The above three methods all involve obtaining siRNA in vitro and then introducing it into cells, but this method has two drawbacks that cannot be overcome: siRNA is easily degraded after entering cells; The amount of siRNA entering the cell is not controlled. In response to this situation, siRNA expression mediated by plasmids and viral vectors has emerged in vivo. The basic idea of this method is to clone the DNA double stranded sequence corresponding to siRNA into a vector, located after the promoter of RNA polymerase III, so that the desired siRNA molecule can be expressed in vivo.
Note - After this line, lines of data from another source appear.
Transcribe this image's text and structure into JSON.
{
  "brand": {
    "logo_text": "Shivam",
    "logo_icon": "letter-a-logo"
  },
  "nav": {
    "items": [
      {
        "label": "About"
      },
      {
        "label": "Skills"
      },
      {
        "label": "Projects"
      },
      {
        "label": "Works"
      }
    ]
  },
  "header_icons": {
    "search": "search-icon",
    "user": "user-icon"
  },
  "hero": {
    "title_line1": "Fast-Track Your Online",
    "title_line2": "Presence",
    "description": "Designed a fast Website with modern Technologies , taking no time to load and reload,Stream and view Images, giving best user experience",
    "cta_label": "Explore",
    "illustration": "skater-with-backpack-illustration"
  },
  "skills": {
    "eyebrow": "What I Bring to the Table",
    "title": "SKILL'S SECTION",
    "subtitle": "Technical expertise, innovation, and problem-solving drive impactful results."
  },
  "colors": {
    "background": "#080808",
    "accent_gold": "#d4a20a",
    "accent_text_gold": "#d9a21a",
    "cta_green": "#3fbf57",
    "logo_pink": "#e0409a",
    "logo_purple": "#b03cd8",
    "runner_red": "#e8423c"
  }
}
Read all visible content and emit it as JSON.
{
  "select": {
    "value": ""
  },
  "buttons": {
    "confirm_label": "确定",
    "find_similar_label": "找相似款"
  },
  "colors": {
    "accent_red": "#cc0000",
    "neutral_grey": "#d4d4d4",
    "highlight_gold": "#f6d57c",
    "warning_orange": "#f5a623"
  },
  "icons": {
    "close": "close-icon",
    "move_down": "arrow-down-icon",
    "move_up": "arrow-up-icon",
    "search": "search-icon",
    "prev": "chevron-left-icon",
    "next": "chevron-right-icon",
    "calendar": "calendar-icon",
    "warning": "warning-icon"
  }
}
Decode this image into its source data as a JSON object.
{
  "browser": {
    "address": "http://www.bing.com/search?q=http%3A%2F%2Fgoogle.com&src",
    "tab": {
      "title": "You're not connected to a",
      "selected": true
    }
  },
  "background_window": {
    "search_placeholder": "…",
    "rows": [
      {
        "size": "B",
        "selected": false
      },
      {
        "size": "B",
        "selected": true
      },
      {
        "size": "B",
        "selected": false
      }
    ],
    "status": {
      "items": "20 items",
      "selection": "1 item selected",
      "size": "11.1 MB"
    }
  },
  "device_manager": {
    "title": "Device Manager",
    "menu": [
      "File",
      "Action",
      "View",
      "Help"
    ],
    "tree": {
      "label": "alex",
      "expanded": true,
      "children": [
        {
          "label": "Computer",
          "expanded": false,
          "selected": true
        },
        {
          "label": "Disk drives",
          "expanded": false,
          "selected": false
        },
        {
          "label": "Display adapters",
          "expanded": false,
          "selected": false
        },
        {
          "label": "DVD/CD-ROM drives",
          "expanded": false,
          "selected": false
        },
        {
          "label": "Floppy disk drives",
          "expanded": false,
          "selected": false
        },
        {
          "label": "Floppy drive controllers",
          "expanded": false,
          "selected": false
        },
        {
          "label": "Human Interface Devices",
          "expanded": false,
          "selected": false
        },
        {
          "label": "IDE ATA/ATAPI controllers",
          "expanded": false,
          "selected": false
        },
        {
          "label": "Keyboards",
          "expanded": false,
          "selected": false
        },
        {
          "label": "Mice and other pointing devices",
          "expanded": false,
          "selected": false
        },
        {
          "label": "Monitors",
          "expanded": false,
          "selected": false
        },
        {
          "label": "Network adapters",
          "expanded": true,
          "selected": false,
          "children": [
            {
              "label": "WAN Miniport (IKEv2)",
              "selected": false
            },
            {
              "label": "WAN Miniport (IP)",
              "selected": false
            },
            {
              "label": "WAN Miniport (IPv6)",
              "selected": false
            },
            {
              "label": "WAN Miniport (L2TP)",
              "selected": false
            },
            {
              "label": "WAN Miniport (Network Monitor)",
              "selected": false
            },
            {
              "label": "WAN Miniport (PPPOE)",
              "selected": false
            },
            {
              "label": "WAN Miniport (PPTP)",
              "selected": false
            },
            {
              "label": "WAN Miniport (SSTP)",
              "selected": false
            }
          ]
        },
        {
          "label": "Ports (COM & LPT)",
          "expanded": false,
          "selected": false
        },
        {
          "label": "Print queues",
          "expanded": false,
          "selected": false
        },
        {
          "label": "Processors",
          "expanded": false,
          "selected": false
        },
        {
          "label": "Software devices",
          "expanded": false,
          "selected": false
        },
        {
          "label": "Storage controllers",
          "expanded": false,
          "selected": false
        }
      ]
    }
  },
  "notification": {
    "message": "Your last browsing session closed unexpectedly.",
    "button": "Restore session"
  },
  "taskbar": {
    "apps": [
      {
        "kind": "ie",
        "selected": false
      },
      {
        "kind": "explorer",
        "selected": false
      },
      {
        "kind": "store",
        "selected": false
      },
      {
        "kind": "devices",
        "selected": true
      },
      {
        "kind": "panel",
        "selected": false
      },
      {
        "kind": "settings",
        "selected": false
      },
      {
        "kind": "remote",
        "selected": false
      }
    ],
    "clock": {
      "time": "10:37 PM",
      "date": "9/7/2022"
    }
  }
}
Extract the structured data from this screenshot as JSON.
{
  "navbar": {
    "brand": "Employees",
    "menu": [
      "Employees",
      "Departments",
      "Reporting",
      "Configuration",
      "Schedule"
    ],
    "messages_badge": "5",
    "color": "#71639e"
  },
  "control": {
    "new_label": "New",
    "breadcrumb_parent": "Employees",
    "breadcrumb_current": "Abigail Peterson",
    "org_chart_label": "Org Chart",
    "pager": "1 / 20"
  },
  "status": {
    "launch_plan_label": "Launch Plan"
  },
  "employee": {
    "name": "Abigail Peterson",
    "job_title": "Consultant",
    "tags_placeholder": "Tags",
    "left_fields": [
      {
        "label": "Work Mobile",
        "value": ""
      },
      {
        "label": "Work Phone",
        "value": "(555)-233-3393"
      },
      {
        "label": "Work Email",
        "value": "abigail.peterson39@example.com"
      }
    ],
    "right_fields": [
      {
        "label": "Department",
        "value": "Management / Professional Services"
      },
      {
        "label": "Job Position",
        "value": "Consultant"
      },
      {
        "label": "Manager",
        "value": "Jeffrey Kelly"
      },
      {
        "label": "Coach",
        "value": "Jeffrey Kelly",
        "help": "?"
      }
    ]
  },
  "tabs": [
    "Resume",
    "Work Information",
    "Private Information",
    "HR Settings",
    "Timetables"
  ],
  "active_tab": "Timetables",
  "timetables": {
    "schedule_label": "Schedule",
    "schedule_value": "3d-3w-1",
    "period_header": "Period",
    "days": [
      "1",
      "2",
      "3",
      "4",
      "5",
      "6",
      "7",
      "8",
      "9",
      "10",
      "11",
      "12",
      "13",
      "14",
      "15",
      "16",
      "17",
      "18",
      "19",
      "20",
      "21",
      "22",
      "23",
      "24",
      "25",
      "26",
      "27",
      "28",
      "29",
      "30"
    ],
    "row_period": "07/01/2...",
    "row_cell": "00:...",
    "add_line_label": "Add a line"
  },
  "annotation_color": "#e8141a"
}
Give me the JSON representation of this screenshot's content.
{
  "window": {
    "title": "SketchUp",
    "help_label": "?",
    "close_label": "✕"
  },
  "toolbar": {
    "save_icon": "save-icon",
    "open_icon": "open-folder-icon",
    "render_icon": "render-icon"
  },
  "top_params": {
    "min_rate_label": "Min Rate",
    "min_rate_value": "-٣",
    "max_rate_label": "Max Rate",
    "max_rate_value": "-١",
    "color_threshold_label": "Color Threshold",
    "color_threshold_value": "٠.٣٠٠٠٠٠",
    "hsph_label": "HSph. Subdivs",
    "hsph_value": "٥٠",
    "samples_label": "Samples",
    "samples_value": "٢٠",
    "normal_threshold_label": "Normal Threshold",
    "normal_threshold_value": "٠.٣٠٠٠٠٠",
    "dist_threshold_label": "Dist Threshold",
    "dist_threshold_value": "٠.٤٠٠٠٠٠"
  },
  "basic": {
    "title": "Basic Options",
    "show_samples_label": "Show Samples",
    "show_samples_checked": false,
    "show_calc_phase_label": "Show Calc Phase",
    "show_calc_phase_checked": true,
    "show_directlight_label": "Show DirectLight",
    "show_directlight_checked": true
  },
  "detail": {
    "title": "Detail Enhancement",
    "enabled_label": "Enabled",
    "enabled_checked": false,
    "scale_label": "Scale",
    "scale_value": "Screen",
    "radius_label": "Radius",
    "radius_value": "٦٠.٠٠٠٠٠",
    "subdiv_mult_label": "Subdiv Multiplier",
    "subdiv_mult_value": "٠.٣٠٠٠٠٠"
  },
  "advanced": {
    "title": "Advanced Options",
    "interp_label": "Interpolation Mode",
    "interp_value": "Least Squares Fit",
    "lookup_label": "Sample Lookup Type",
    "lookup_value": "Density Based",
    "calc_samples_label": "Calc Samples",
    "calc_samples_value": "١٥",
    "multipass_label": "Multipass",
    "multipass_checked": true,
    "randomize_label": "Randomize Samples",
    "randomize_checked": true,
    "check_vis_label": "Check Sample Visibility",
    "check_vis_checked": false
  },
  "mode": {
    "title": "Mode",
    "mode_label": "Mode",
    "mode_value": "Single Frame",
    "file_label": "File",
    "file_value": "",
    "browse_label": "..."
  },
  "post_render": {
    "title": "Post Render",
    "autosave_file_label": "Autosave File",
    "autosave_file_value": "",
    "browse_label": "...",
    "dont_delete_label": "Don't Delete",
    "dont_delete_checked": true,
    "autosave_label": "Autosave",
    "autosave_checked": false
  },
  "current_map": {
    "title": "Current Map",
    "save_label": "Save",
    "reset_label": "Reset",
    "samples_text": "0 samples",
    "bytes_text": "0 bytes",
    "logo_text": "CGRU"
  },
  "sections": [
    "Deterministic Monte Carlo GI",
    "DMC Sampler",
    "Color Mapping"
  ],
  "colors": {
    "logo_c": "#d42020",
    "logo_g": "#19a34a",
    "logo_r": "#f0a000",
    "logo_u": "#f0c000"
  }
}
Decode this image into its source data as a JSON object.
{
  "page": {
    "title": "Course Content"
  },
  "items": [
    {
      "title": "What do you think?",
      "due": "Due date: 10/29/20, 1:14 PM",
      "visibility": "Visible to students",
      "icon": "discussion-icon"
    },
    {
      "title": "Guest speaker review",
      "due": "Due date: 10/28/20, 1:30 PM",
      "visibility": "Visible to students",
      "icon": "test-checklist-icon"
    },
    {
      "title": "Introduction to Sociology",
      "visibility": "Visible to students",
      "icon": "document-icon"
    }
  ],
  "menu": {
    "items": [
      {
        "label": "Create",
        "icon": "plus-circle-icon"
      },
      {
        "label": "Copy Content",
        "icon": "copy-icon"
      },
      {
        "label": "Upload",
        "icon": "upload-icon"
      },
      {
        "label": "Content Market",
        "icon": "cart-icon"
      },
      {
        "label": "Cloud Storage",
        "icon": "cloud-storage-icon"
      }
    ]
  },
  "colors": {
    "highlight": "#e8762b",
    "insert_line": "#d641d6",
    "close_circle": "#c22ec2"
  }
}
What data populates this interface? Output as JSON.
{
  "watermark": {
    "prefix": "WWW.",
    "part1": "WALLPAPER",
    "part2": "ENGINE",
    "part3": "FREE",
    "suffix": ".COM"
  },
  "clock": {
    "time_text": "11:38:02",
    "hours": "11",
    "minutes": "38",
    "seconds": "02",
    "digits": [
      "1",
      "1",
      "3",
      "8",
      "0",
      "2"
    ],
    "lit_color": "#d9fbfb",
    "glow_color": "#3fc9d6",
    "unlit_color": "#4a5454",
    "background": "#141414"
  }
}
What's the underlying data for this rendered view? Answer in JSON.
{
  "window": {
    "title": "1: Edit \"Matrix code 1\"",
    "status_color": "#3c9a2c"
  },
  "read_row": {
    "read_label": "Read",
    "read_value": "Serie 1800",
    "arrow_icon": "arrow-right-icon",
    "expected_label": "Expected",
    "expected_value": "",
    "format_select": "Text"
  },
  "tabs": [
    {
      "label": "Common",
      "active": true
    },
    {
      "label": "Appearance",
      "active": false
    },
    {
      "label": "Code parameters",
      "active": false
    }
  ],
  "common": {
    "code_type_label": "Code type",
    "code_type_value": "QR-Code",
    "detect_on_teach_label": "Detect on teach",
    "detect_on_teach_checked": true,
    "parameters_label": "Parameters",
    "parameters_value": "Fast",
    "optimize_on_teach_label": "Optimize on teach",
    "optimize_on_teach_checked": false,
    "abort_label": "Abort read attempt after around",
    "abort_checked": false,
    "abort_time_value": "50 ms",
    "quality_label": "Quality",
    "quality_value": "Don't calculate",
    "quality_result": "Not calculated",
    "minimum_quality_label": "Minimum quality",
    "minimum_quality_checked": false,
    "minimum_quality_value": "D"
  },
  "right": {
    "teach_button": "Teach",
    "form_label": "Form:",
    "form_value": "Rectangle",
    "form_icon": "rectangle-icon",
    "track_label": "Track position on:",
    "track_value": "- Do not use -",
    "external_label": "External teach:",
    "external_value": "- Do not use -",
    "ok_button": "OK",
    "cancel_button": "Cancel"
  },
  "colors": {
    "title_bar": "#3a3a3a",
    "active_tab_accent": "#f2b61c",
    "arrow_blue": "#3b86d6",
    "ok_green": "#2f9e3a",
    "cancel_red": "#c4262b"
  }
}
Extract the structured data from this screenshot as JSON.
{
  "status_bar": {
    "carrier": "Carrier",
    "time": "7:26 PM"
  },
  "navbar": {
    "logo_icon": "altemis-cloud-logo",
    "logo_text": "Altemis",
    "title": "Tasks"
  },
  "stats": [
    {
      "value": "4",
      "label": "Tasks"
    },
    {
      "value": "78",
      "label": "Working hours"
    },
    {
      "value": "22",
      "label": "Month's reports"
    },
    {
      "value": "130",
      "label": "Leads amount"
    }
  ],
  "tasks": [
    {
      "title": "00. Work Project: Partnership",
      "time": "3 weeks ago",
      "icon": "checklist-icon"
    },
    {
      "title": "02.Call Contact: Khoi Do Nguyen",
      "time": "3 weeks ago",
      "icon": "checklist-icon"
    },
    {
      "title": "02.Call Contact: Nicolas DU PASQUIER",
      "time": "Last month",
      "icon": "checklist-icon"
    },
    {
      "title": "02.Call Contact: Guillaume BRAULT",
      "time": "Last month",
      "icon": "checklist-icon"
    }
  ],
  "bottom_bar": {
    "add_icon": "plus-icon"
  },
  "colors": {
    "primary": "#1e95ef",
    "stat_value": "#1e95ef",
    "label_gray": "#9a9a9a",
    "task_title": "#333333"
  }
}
The advantage of this method is that it allows siRNA to be directly expressed in vivo, making it the only method used for long-term RNAi research. Resistance markers on vectors can help quickly screen for positive clones. Currently, some companies, including Ambion, have developed viral vectors (such as adenovirus vectors) that allow siRNA to enter more types of cells for research. Due to the involvement of clone construction in this method, extensive experiments such as clone construction and sequence determination are required. Now Ambion can provide 10 plasmid vectors with different promoters and resistance markers, such as mouse U6 promoter, human U6 promoter, and human H1 promoter. Resistance markers include puromycin, neomycin, and hygromycin.

The essence of an siRNA expression frame is a PCR product containing siRNA molecules that can be cloned into a vector to suppress the expression of specific genes in cells. There is a promoter of RNA polymerase III upstream of the expression box and a termination sequence of RNA polymerase III downstream. SiRNA expression mediated by siRNA expression frame is also a method of in vivo expression. Compared with siRNA expression vector, its advantage is that it can be directly introduced into cells without cloning. However, by adding enzyme cleavage adapters at both ends of the expression frame, it can also be cloned into the vector, which is convenient for customers to use. The SilencerTM siRNA Expression Cassette Kit from Ambion is a kit that uses this method.